En 1095, quatre ans après que l’Italie fut débarrassée des Arabes par les chevaliers normands, le pape Urbain II voulut aller plus loin, jusqu’au tombeau vide du Christ, relique de sa Résurrection. Entre-temps, le mythique pacte d’Omar, prétendument bienveillant aux sujets de seconde zone, avait montré ses illusions de protection, quand le calife fatimide d’Égypte Al-Hakim détruisit le Saint-Sépulcre en 1009, puis que les Turcs seldjoukides interdirent les pèlerinages après avoir pris Jérusalem en 1071.
Avoué du Saint-Sépulcre
Urbain II prêcha en 1095, au concile de Clermont, un pèlerinage pénitentiel armé. Après avoir pacifié le royaume de France par la paix et la trêve de Dieu, l’Église incitait aussi les nobles, s’ils ne pouvaient réfréner leur ardeur guerrière, à en faire meilleur usage. L’empereur de Constantinople Alexis Ier avait sollicité en mars l’aide occidentale contre les Turcs pour récupérer ses territoires d’Asie mineure.

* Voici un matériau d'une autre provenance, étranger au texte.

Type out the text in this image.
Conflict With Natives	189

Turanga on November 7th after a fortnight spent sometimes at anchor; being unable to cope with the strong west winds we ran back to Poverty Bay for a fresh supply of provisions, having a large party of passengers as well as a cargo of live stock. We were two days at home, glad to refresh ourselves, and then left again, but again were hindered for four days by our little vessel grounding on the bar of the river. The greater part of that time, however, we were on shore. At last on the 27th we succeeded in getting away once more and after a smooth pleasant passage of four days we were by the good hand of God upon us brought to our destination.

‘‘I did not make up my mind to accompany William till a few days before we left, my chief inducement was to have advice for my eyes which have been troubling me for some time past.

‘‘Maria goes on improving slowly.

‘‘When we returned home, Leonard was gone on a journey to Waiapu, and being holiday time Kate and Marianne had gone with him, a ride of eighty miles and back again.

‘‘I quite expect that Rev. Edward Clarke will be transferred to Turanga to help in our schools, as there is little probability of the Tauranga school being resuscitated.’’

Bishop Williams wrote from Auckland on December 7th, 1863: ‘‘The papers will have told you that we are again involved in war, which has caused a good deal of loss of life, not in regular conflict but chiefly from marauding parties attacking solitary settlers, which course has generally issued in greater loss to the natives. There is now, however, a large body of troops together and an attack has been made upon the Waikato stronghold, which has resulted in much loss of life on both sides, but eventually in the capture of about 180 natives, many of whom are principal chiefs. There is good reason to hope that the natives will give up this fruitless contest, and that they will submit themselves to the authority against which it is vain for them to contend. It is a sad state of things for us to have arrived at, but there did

Aux cris de « Dieu le veut ! », une foule immense répondit à l’appel. Jérusalem fut reprise le 15 juillet 1099. Les sources arabes contemporaines ne mentionnent pas plus de massacres qu’habituellement quand une ville refusait la reddition. Godefroy de Bouillon ne voulut pas s’appeler roi mais avoué du Saint-Sépulcre ni porter couronne là où le Christ n’avait ceint que des épines.